Smog-ridden New Delhi extends schools shutdown
Authorities in India's smog-ridden capital New Delhi on Sunday extended an emergency schools closure by a week, with no signs of improvement in the megacity's choking levels of pollution.
New Delhi is blanketed in acrid smog every autumn, primarily blamed on stubble burning by farmers in the neighboring agrarian states.
The city is regularly ranked as one of the most polluted on the planet, with its annual smog blamed for hundreds of thousands of premature deaths each year.
"As pollution levels continue to remain high, primary schools in Delhi will stay closed till 10th November," Delhi state's education minister Atishi posted on X, formerly Twitter.
Secondary schools "are being given the option of shifting to online classes," added Atishi, who uses only one name, after days of high pollution levels.
The Indian capital—which has a population of 30 million—once again ranked as the world's most polluted city Sunday, according to monitoring firm IQAir.
Delhi state annually imposes restrictions on construction activities and orders some vehicles off roads when pollution reaches severe levels.
But critics say that governments wilfully ignore the agricultural primary source of the public health crisis.
The farmers in neighboring states are a powerful electoral lobby and leaders have long resisted calls to impose strict fines and other punitive measures on them for their actions.
New Delhi is set to host a cricket World Cup match on Monday between Sri Lanka and Bangladesh.
But both teams cancelled their scheduled pre-match training sessions in recent days over health risks from the smog.
Bangladesh coach Chandika Hathurusingha admitted on Sunday that they have "no choice" but to play.
"We were concerned. We are trying to minimize our exposure to the outdoors as much as possible," he told reporters.
"The air quality is affecting both teams. It's not ideal, but we have no choice. We have to play in the conditions in front of us."
Some asthmatic players had not attended training, he added.
Severe smog levels are expected to persist in the city for several more weeks.
Levels of the most dangerous PM2.5 particles—so tiny they can enter the bloodstream—reached 570 micrograms per cubic meter on Sunday according to IQAir, nearly 40 times the daily maximum recommended by the World Health Organization.

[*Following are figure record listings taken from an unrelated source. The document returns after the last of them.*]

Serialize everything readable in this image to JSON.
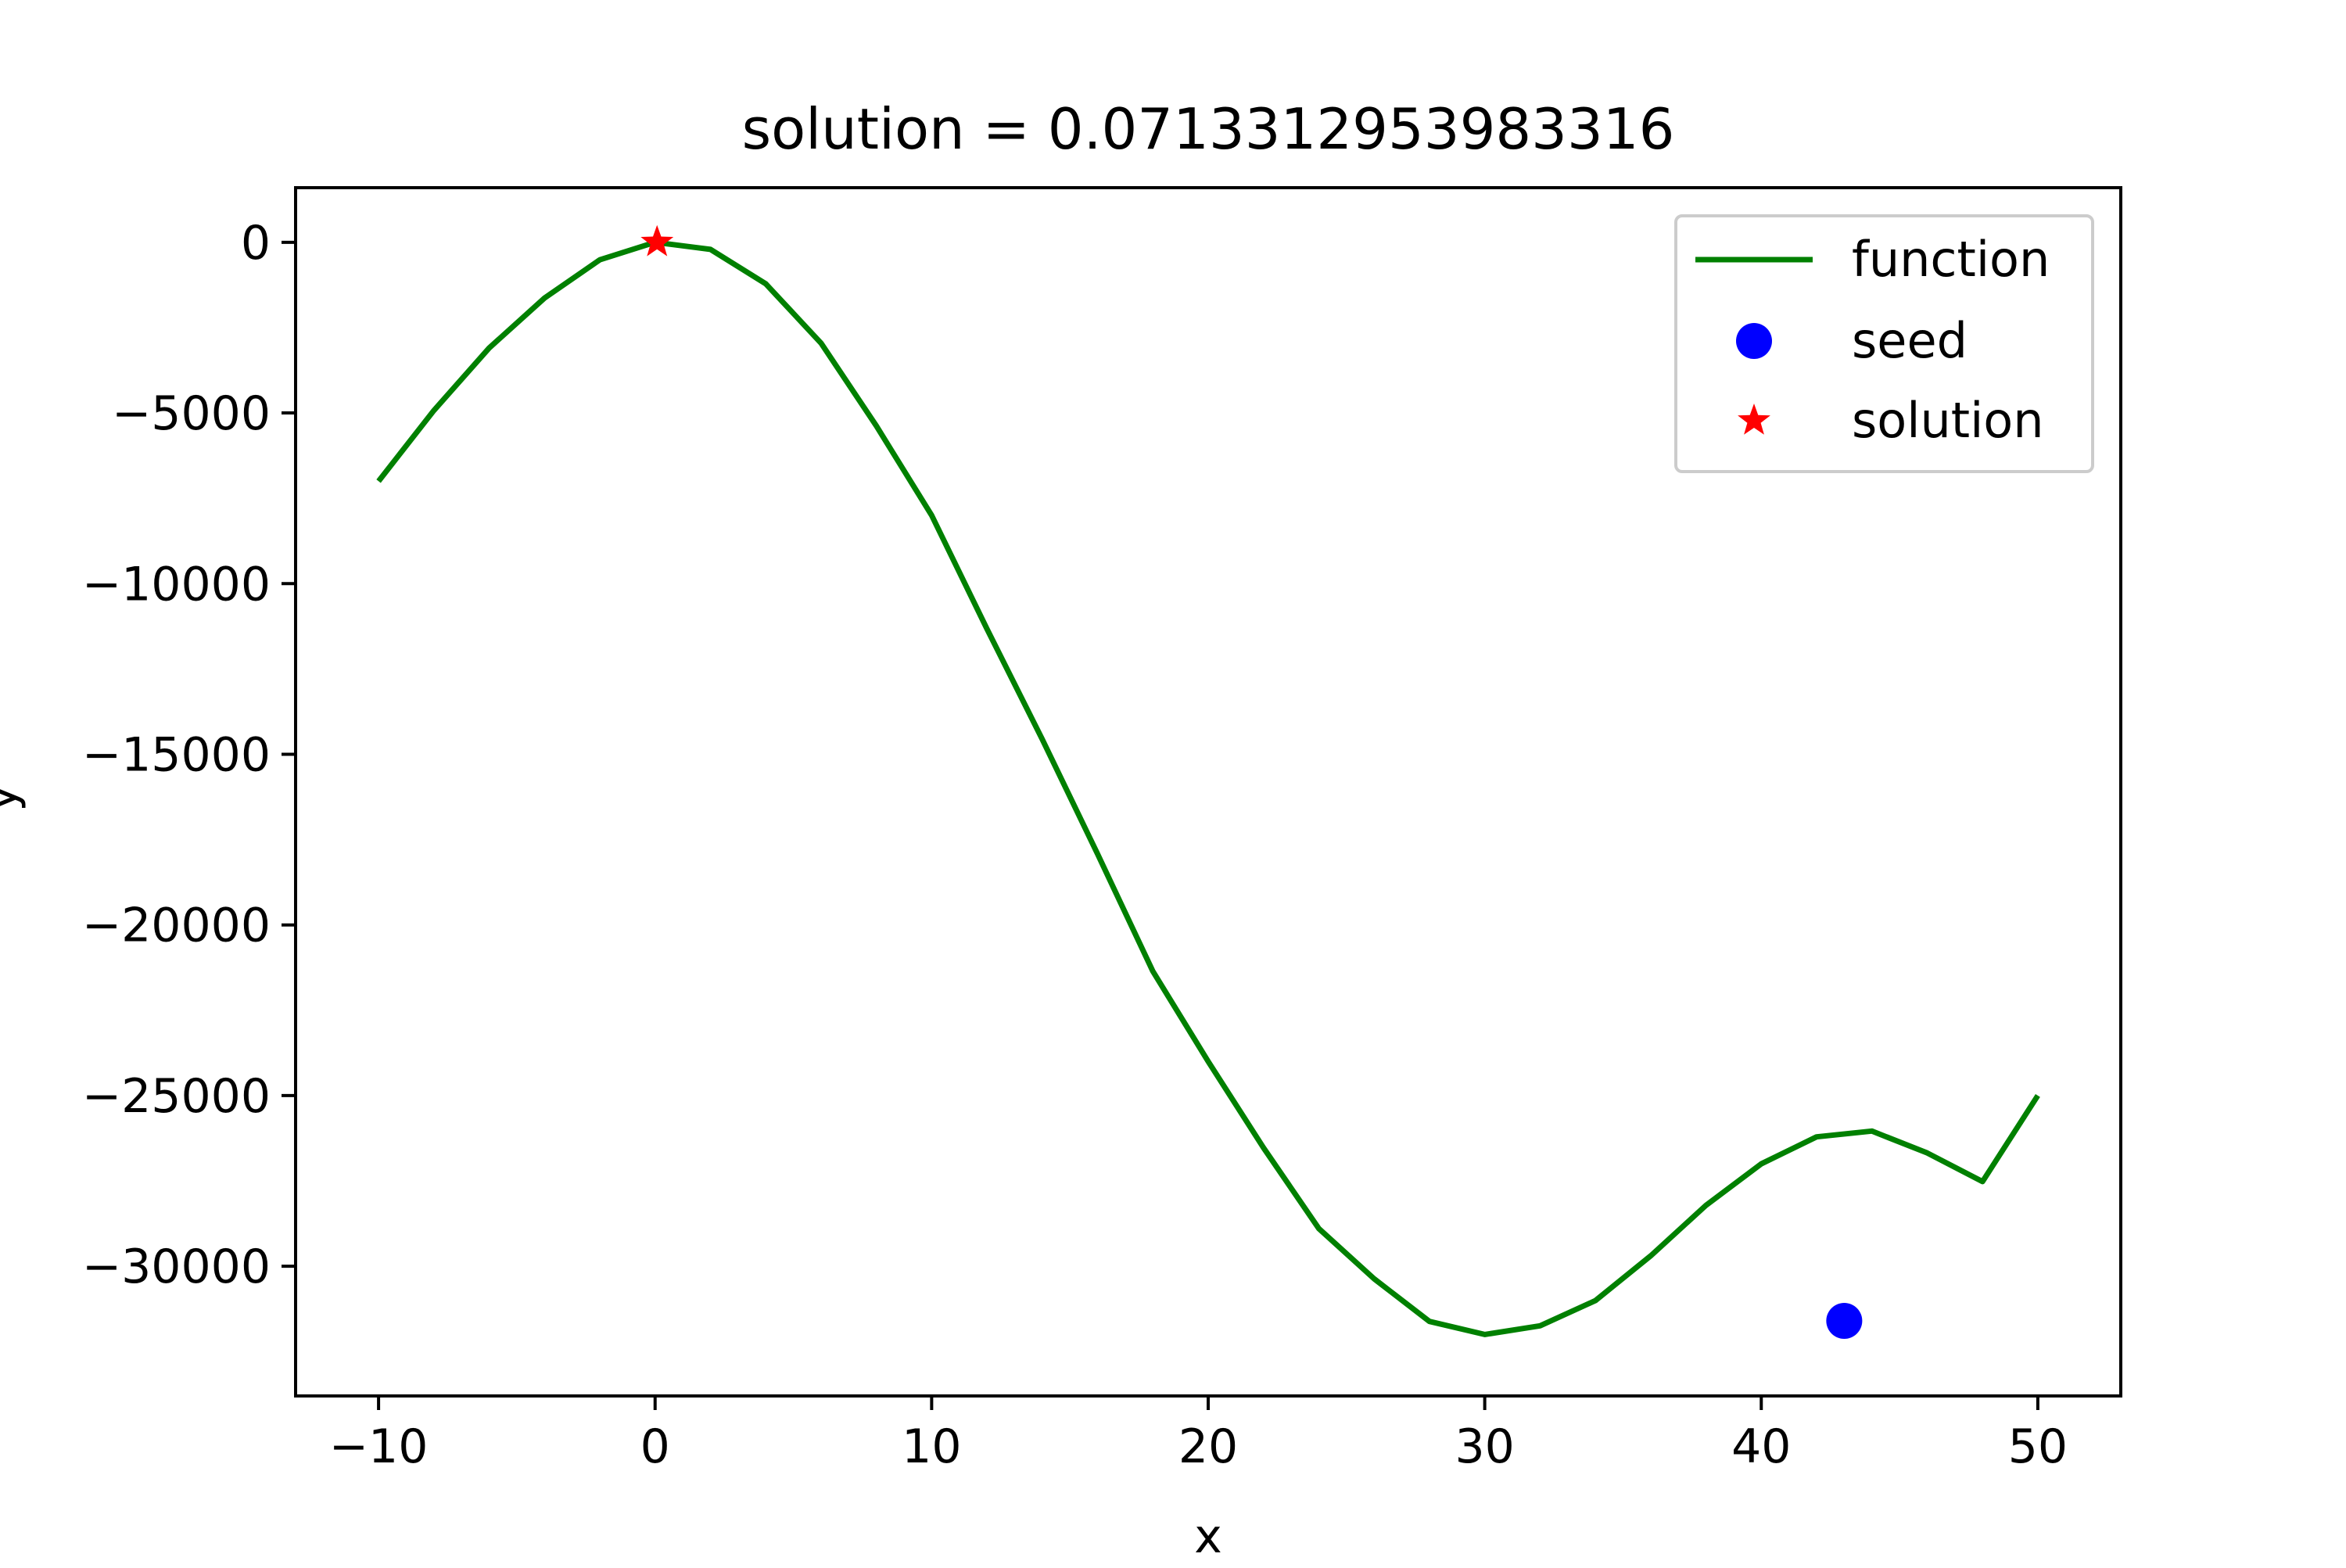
{
  "chart_data": {
    "type": "line",
    "title": "solution = 0.0713312953983316",
    "xlabel": "x",
    "ylabel": "y",
    "xlim": [
      -13,
      53
    ],
    "ylim": [
      -33800,
      1600
    ],
    "x_ticks": [
      -10,
      0,
      10,
      20,
      30,
      40,
      50
    ],
    "y_ticks": [
      0,
      -5000,
      -10000,
      -15000,
      -20000,
      -25000,
      -30000
    ],
    "x_tick_labels": [
      "−10",
      "0",
      "10",
      "20",
      "30",
      "40",
      "50"
    ],
    "y_tick_labels": [
      "0",
      "−5000",
      "−10000",
      "−15000",
      "−20000",
      "−25000",
      "−30000"
    ],
    "series": [
      {
        "name": "function",
        "kind": "line",
        "color": "#008000",
        "x": [
          -10,
          -8,
          -6,
          -4,
          -2,
          0,
          2,
          4,
          6,
          8,
          10,
          12,
          14,
          16,
          18,
          20,
          22,
          24,
          26,
          28,
          30,
          32,
          34,
          36,
          38,
          40,
          42,
          44,
          46,
          48,
          50
        ],
        "y": [
          -7000,
          -4928,
          -3096,
          -1632,
          -512,
          0,
          -208,
          -1216,
          -2952,
          -5376,
          -8000,
          -11328,
          -14560,
          -17920,
          -21360,
          -24000,
          -26528,
          -28896,
          -30368,
          -31616,
          -32000,
          -31744,
          -31008,
          -29696,
          -28216,
          -27000,
          -26208,
          -26040,
          -26680,
          -27520,
          -25000
        ]
      },
      {
        "name": "seed",
        "kind": "marker",
        "marker": "circle",
        "color": "#0000ff",
        "x": [
          43
        ],
        "y": [
          -31600
        ]
      },
      {
        "name": "solution",
        "kind": "marker",
        "marker": "star",
        "color": "#ff0000",
        "x": [
          0.0713312953983316
        ],
        "y": [
          0
        ]
      }
    ],
    "legend": {
      "placement": "top-right",
      "entries": [
        "function",
        "seed",
        "solution"
      ]
    },
    "grid": false
  }
}
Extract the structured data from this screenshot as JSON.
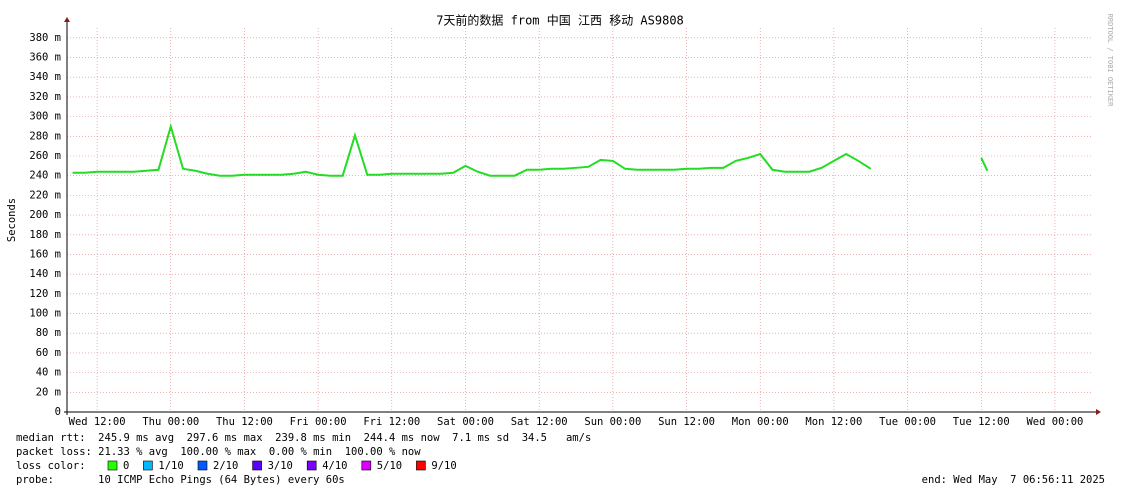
{
  "chart_data": {
    "type": "line",
    "title": "7天前的数据 from 中国 江西 移动 AS9808",
    "y_label": "Seconds",
    "watermark": "RRDTOOL / TOBI OETIKER",
    "color": "#22dd22",
    "grid": true,
    "xlim": [
      7.1,
      174.2
    ],
    "xticks": [
      {
        "value": 12,
        "label": "Wed 12:00"
      },
      {
        "value": 24,
        "label": "Thu 00:00"
      },
      {
        "value": 36,
        "label": "Thu 12:00"
      },
      {
        "value": 48,
        "label": "Fri 00:00"
      },
      {
        "value": 60,
        "label": "Fri 12:00"
      },
      {
        "value": 72,
        "label": "Sat 00:00"
      },
      {
        "value": 84,
        "label": "Sat 12:00"
      },
      {
        "value": 96,
        "label": "Sun 00:00"
      },
      {
        "value": 108,
        "label": "Sun 12:00"
      },
      {
        "value": 120,
        "label": "Mon 00:00"
      },
      {
        "value": 132,
        "label": "Mon 12:00"
      },
      {
        "value": 144,
        "label": "Tue 00:00"
      },
      {
        "value": 156,
        "label": "Tue 12:00"
      },
      {
        "value": 168,
        "label": "Wed 00:00"
      }
    ],
    "ylim": [
      0,
      0.39
    ],
    "yticks": [
      0,
      {
        "value": 0.02,
        "label": "20 m"
      },
      {
        "value": 0.04,
        "label": "40 m"
      },
      {
        "value": 0.06,
        "label": "60 m"
      },
      {
        "value": 0.08,
        "label": "80 m"
      },
      {
        "value": 0.1,
        "label": "100 m"
      },
      {
        "value": 0.12,
        "label": "120 m"
      },
      {
        "value": 0.14,
        "label": "140 m"
      },
      {
        "value": 0.16,
        "label": "160 m"
      },
      {
        "value": 0.18,
        "label": "180 m"
      },
      {
        "value": 0.2,
        "label": "200 m"
      },
      {
        "value": 0.22,
        "label": "220 m"
      },
      {
        "value": 0.24,
        "label": "240 m"
      },
      {
        "value": 0.26,
        "label": "260 m"
      },
      {
        "value": 0.28,
        "label": "280 m"
      },
      {
        "value": 0.3,
        "label": "300 m"
      },
      {
        "value": 0.32,
        "label": "320 m"
      },
      {
        "value": 0.34,
        "label": "340 m"
      },
      {
        "value": 0.36,
        "label": "360 m"
      },
      {
        "value": 0.38,
        "label": "380 m"
      }
    ],
    "x": [
      8,
      10,
      12,
      14,
      16,
      18,
      20,
      22,
      24,
      26,
      28,
      30,
      32,
      34,
      36,
      38,
      40,
      42,
      44,
      46,
      48,
      50,
      52,
      54,
      56,
      58,
      60,
      62,
      64,
      66,
      68,
      70,
      72,
      74,
      76,
      78,
      80,
      82,
      84,
      86,
      88,
      90,
      92,
      94,
      96,
      98,
      100,
      102,
      104,
      106,
      108,
      110,
      112,
      114,
      116,
      118,
      120,
      122,
      124,
      126,
      128,
      130,
      132,
      134,
      136,
      138,
      147,
      156,
      157
    ],
    "values": [
      0.243,
      0.243,
      0.244,
      0.244,
      0.244,
      0.244,
      0.245,
      0.246,
      0.29,
      0.247,
      0.245,
      0.242,
      0.24,
      0.24,
      0.241,
      0.241,
      0.241,
      0.241,
      0.242,
      0.244,
      0.241,
      0.24,
      0.24,
      0.281,
      0.241,
      0.241,
      0.242,
      0.242,
      0.242,
      0.242,
      0.242,
      0.243,
      0.25,
      0.244,
      0.24,
      0.24,
      0.24,
      0.246,
      0.246,
      0.247,
      0.247,
      0.248,
      0.249,
      0.256,
      0.255,
      0.247,
      0.246,
      0.246,
      0.246,
      0.246,
      0.247,
      0.247,
      0.248,
      0.248,
      0.255,
      0.258,
      0.262,
      0.246,
      0.244,
      0.244,
      0.244,
      0.248,
      0.255,
      0.262,
      0.255,
      0.247,
      null,
      0.258,
      0.245
    ]
  },
  "footer": {
    "median_rtt": "median rtt:  245.9 ms avg  297.6 ms max  239.8 ms min  244.4 ms now  7.1 ms sd  34.5   am/s",
    "packet_loss": "packet loss: 21.33 % avg  100.00 % max  0.00 % min  100.00 % now",
    "loss_color_label": "loss color:",
    "loss_colors": [
      {
        "label": "0",
        "color": "#26ff00"
      },
      {
        "label": "1/10",
        "color": "#00b8ff"
      },
      {
        "label": "2/10",
        "color": "#0059ff"
      },
      {
        "label": "3/10",
        "color": "#5e00ff"
      },
      {
        "label": "4/10",
        "color": "#7e00ff"
      },
      {
        "label": "5/10",
        "color": "#dd00ff"
      },
      {
        "label": "9/10",
        "color": "#ff0000"
      }
    ],
    "probe": "probe:       10 ICMP Echo Pings (64 Bytes) every 60s",
    "end": "end: Wed May  7 06:56:11 2025"
  }
}
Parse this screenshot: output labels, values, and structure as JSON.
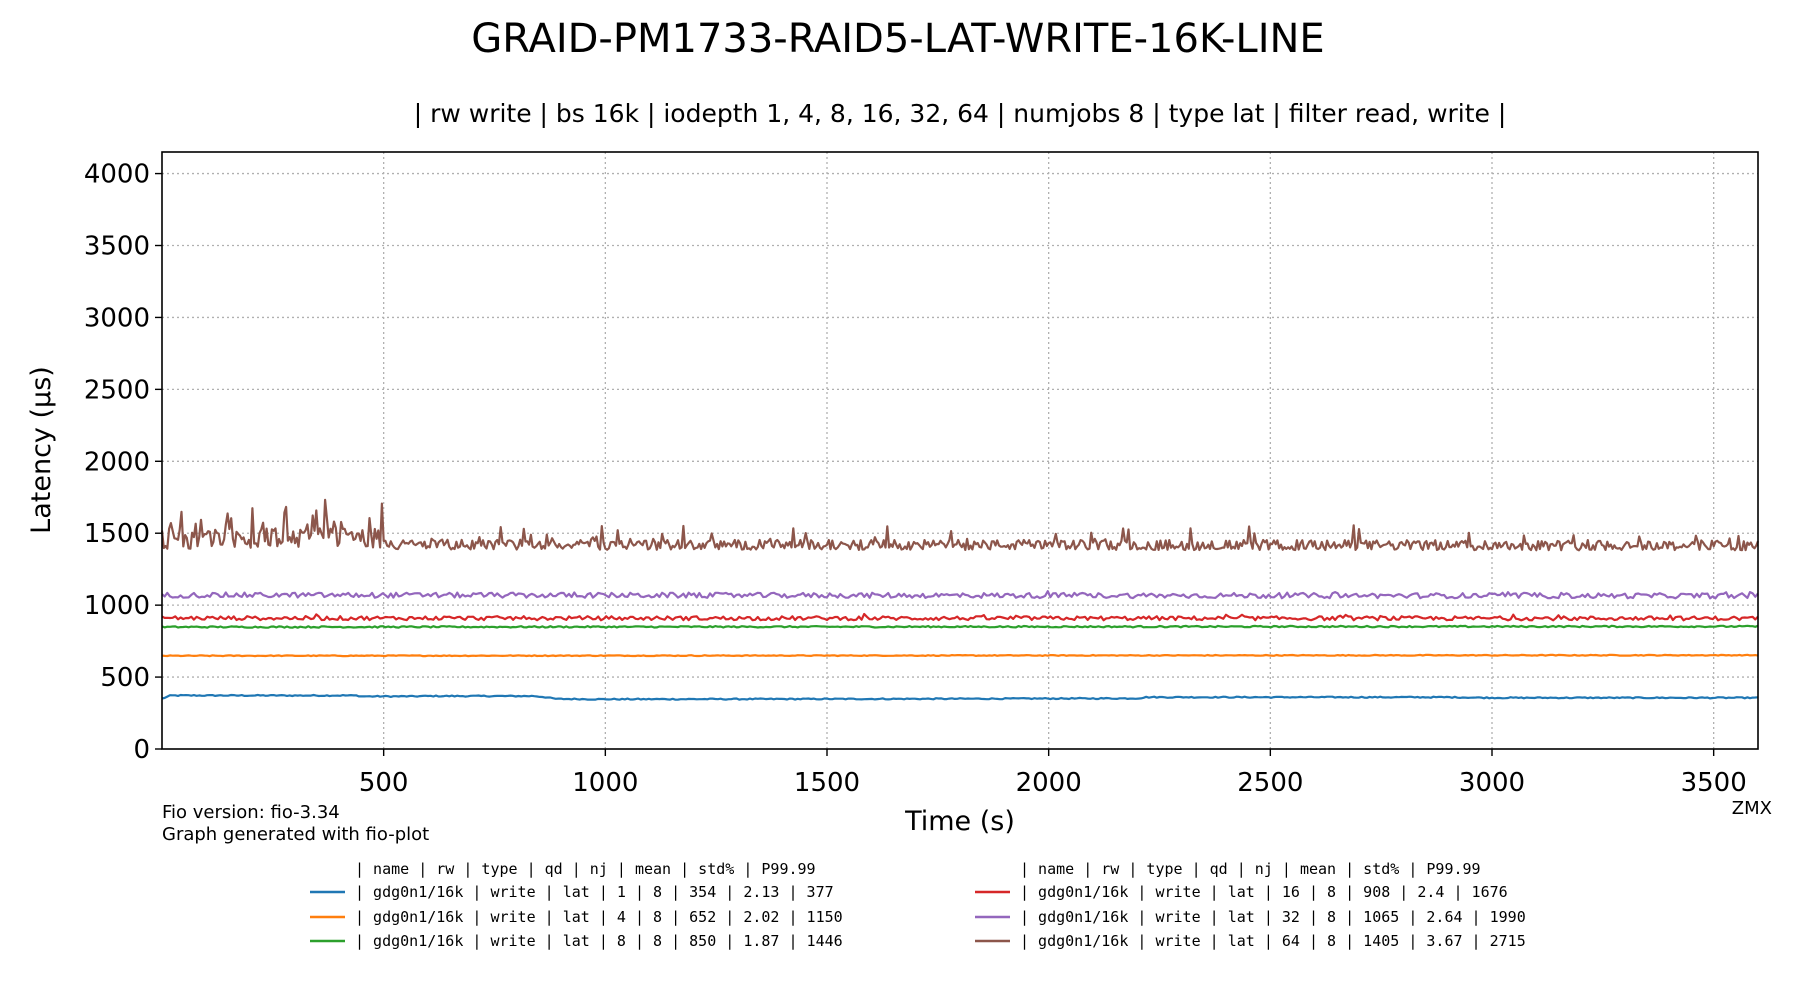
{
  "chart_data": {
    "type": "line",
    "title": "GRAID-PM1733-RAID5-LAT-WRITE-16K-LINE",
    "subtitle": "| rw write | bs 16k | iodepth 1, 4, 8, 16, 32, 64 | numjobs 8 | type lat | filter read, write |",
    "xlabel": "Time (s)",
    "ylabel": "Latency (µs)",
    "xlim": [
      0,
      3600
    ],
    "ylim": [
      0,
      4150
    ],
    "xticks": [
      500,
      1000,
      1500,
      2000,
      2500,
      3000,
      3500
    ],
    "yticks": [
      0,
      500,
      1000,
      1500,
      2000,
      2500,
      3000,
      3500,
      4000
    ],
    "grid": true,
    "legend_placement": "bottom",
    "series": [
      {
        "color": "#1f77b4",
        "mean": 354,
        "noise": 4,
        "points": [
          [
            0,
            350
          ],
          [
            20,
            372
          ],
          [
            200,
            372
          ],
          [
            440,
            372
          ],
          [
            450,
            366
          ],
          [
            560,
            366
          ],
          [
            600,
            368
          ],
          [
            840,
            368
          ],
          [
            860,
            362
          ],
          [
            890,
            348
          ],
          [
            1000,
            346
          ],
          [
            1600,
            348
          ],
          [
            2200,
            352
          ],
          [
            2220,
            360
          ],
          [
            2900,
            360
          ],
          [
            3000,
            356
          ],
          [
            3600,
            356
          ]
        ]
      },
      {
        "color": "#ff7f0e",
        "mean": 652,
        "noise": 3,
        "points": [
          [
            0,
            648
          ],
          [
            3600,
            652
          ]
        ]
      },
      {
        "color": "#2ca02c",
        "mean": 850,
        "noise": 5,
        "points": [
          [
            0,
            848
          ],
          [
            3600,
            852
          ]
        ]
      },
      {
        "color": "#d62728",
        "mean": 908,
        "noise": 14,
        "points": [
          [
            0,
            910
          ],
          [
            3600,
            908
          ]
        ]
      },
      {
        "color": "#9467bd",
        "mean": 1065,
        "noise": 18,
        "points": [
          [
            0,
            1070
          ],
          [
            3600,
            1065
          ]
        ]
      },
      {
        "color": "#8c564b",
        "mean": 1405,
        "noise": 70,
        "points": [
          [
            0,
            1440
          ],
          [
            500,
            1450
          ],
          [
            520,
            1410
          ],
          [
            3600,
            1405
          ]
        ]
      }
    ],
    "legend": {
      "header": "| name       | rw    | type | qd | nj | mean | std% | P99.99",
      "rows": [
        "| gdg0n1/16k | write |  lat |  1 |  8 |  354 | 2.13 |  377",
        "| gdg0n1/16k | write |  lat |  4 |  8 |  652 | 2.02 | 1150",
        "| gdg0n1/16k | write |  lat |  8 |  8 |  850 | 1.87 | 1446",
        "| gdg0n1/16k | write |  lat | 16 |  8 |  908 |  2.4 | 1676",
        "| gdg0n1/16k | write |  lat | 32 |  8 | 1065 | 2.64 | 1990",
        "| gdg0n1/16k | write |  lat | 64 |  8 | 1405 | 3.67 | 2715"
      ]
    },
    "footer_left": [
      "Fio version: fio-3.34",
      "Graph generated with fio-plot"
    ],
    "footer_right": "ZMX"
  }
}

A Lancet study in 2020 attributed 1.67 million deaths to air pollution in India during the previous year, including almost 17,500 in New Delhi.
And the average city resident could die nearly 12 years earlier than expected due to air pollution, according to an August report by the University of Chicago's Energy Policy Institute.
India is heavily reliant on polluting coal for energy generation, resisting calls to phase it out, and its per capita coal emissions have risen 29 percent in the past seven years.